Familiares de Juliana Marins, brasileira que faleceu após um acidente durante uma trilha na Indonésia, solicitaram uma nova autópsia no Brasil. O pedido foi encaminhado à Justiça Federal com o apoio da Defensoria Pública da União. A expectativa é que a decisão sobre a nova análise ocorra em breve.
A autópsia inicial realizada na Indonésia descartou a hipótese de hipotermia como causa da morte, apontando trauma torácico grave como o motivo. O legista local, Ida Bagus Putu Alit, afirmou que Juliana sofreu fraturas e lesões internas após cair pela segunda vez na encosta do vulcão Rinjani. A jovem ficou ferida por quatro dias antes de falecer.

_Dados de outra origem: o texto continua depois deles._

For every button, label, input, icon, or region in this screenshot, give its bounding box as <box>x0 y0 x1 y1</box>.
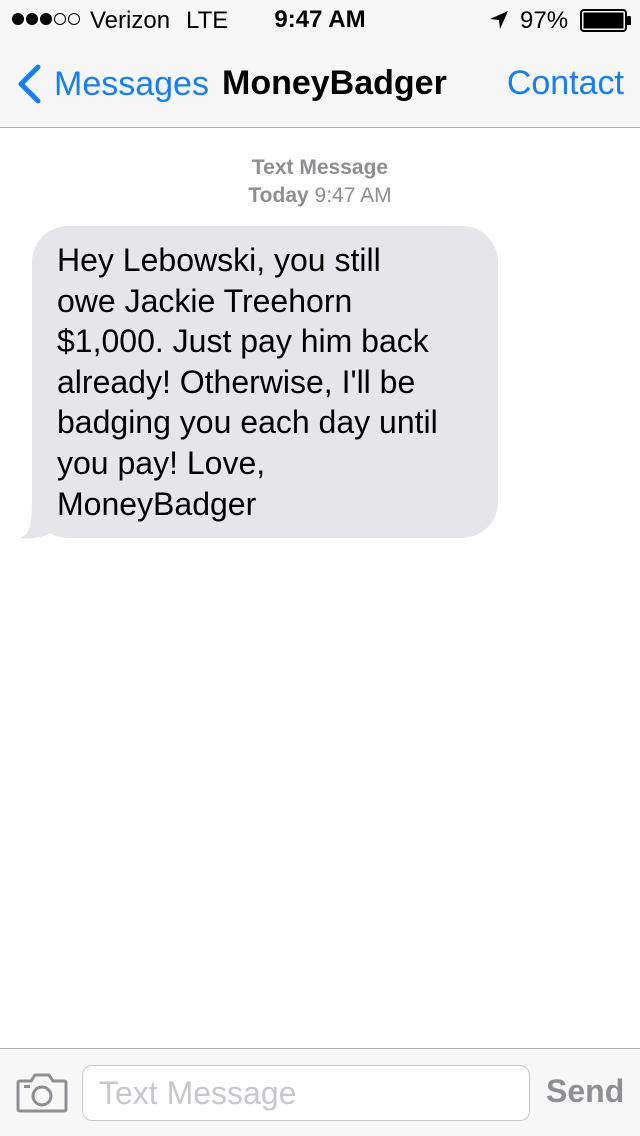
send-button[interactable]: Send <box>546 1073 624 1110</box>
conversation-title: MoneyBadger <box>222 64 447 102</box>
message-line: $1,000. Just pay him back <box>57 323 429 360</box>
contact-button[interactable]: Contact <box>507 64 624 103</box>
messages-screen: Verizon LTE 9:47 AM 97% Messages MoneyBa… <box>0 0 640 1136</box>
message-line: badging you each day until <box>57 404 438 441</box>
back-button-label: Messages <box>54 64 209 103</box>
location-arrow-icon <box>490 11 508 29</box>
message-time: 9:47 AM <box>314 184 392 207</box>
message-input-bar: Send <box>0 1048 640 1136</box>
status-bar: Verizon LTE 9:47 AM 97% <box>0 0 640 40</box>
message-day: Today <box>248 184 309 207</box>
message-line: owe Jackie Treehorn <box>57 282 353 319</box>
back-button[interactable]: Messages <box>14 62 209 106</box>
message-line: Hey Lebowski, you still <box>57 242 381 278</box>
message-line: you pay! Love, <box>57 444 266 481</box>
message-date: Today 9:47 AM <box>0 182 640 210</box>
navigation-bar: Messages MoneyBadger Contact <box>0 40 640 128</box>
camera-icon[interactable] <box>16 1071 68 1113</box>
message-text-input[interactable] <box>82 1065 530 1121</box>
message-timestamp: Text Message Today 9:47 AM <box>0 154 640 210</box>
chevron-left-icon <box>18 64 41 104</box>
battery-icon <box>580 9 631 32</box>
message-line: MoneyBadger <box>57 485 257 522</box>
message-bubble-container: Hey Lebowski, you still owe Jackie Treeh… <box>20 226 498 540</box>
battery-percent: 97% <box>520 7 569 34</box>
message-line: already! Otherwise, I'll be <box>57 363 416 400</box>
message-service-label: Text Message <box>251 156 389 179</box>
incoming-message-bubble[interactable]: Hey Lebowski, you still owe Jackie Treeh… <box>32 226 498 538</box>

Mariana Marins, irmã de Juliana, expressou confiança no sistema judiciário e aguarda o retorno do corpo da jovem ao Brasil para que a nova autópsia possa ser realizada. A família enfrenta dificuldades para o translado, com a companhia aérea Emirates ainda não confirmando a data do voo. A Prefeitura de Niterói já depositou R$ 55 mil para auxiliar nos custos.
Juliana, de 26 anos, estava documentando sua experiência nas redes sociais antes do acidente. O corpo foi encontrado após um intenso trabalho de resgate, que durou quatro dias. A família planeja homenagear Juliana em sua cidade natal, onde uma trilha e um mirante receberão seu nome.